As a result of the International Monetary Fund’s insistence on a market-driven exchange rate, the rupee may experience additional depreciation in the upcoming week.
The expectation is driven by increased dollar purchases by importers for goods and services payment and the government’s hesitancy to halt the rupee’s devaluation. Over the previous week, the local currency had dropped by 2.63 per cent or Rs8 against the dollar in the interbank market.
Foreign exchange traders anticipate further pressure on the rupee, citing the growing demand for US dollars for import payments and the lack of central bank intervention in line with IMF stipulations.
Foreign Reserves Rise Despite Rupee Depreciation
Interestingly, despite the rupee’s devaluation, the nation has seen an increase in its foreign exchange reserves. The State Bank of Pakistan (SBP)’s foreign exchange reserves climbed by $4.2 billion, at $8.7 billion as of July 14th.
The nation’s total reserves also saw an increase of $4.2 billion, amounting to a total of $14.1 billion. Commercial banks also saw an increase in reserves by $24 million, totalling $5.3 billion.
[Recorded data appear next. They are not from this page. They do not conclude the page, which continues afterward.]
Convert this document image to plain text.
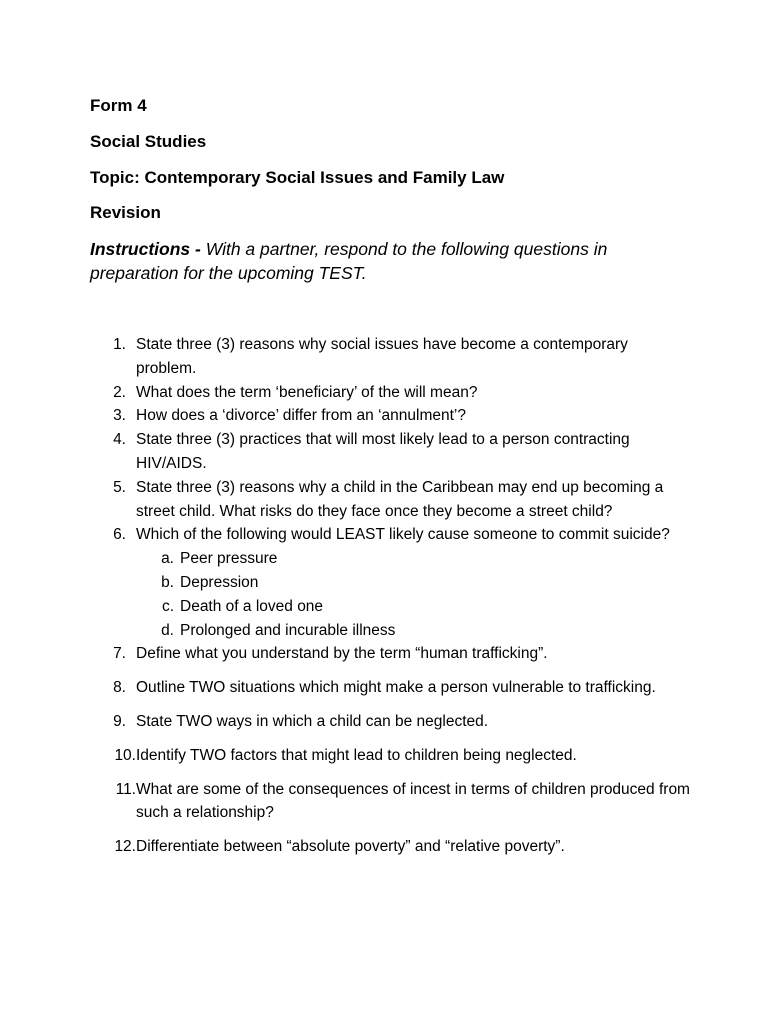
Form 4
Social Studies
Topic: Contemporary Social Issues and Family Law
Revision
Instructions - With a partner, respond to the following questions in preparation for the upcoming TEST.
1. State three (3) reasons why social issues have become a contemporary problem.
2. What does the term ‘beneficiary’ of the will mean?
3. How does a ‘divorce’ differ from an ‘annulment’?
4. State three (3) practices that will most likely lead to a person contracting HIV/AIDS.
5. State three (3) reasons why a child in the Caribbean may end up becoming a street child. What risks do they face once they become a street child?
6. Which of the following would LEAST likely cause someone to commit suicide?
a. Peer pressure
b. Depression
c. Death of a loved one
d. Prolonged and incurable illness
7. Define what you understand by the term “human trafficking”.
8. Outline TWO situations which might make a person vulnerable to trafficking.
9. State TWO ways in which a child can be neglected.
10. Identify TWO factors that might lead to children being neglected.
11. What are some of the consequences of incest in terms of children produced from such a relationship?
12. Differentiate between “absolute poverty” and “relative poverty”.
This significant rise in the SBP’s reserves can be attributed to remittances from Saudi Arabia, the International Monetary Fund, and the United Arab Emirates during the past week.
However, while theoretically sound, the IMF’s proposed solutions may not be a perfect fit for Pakistan, as per Tresmark. They argue that the rupee is still undervalued on a real effective exchange rate basis. They suggest using a more scientific method like purchasing power parity to determine its fair value. Nonetheless, the continued depreciation of the rupee and the resulting increase in demand for dollars indicate the government’s inability to persuade the lender despite sufficient evidence.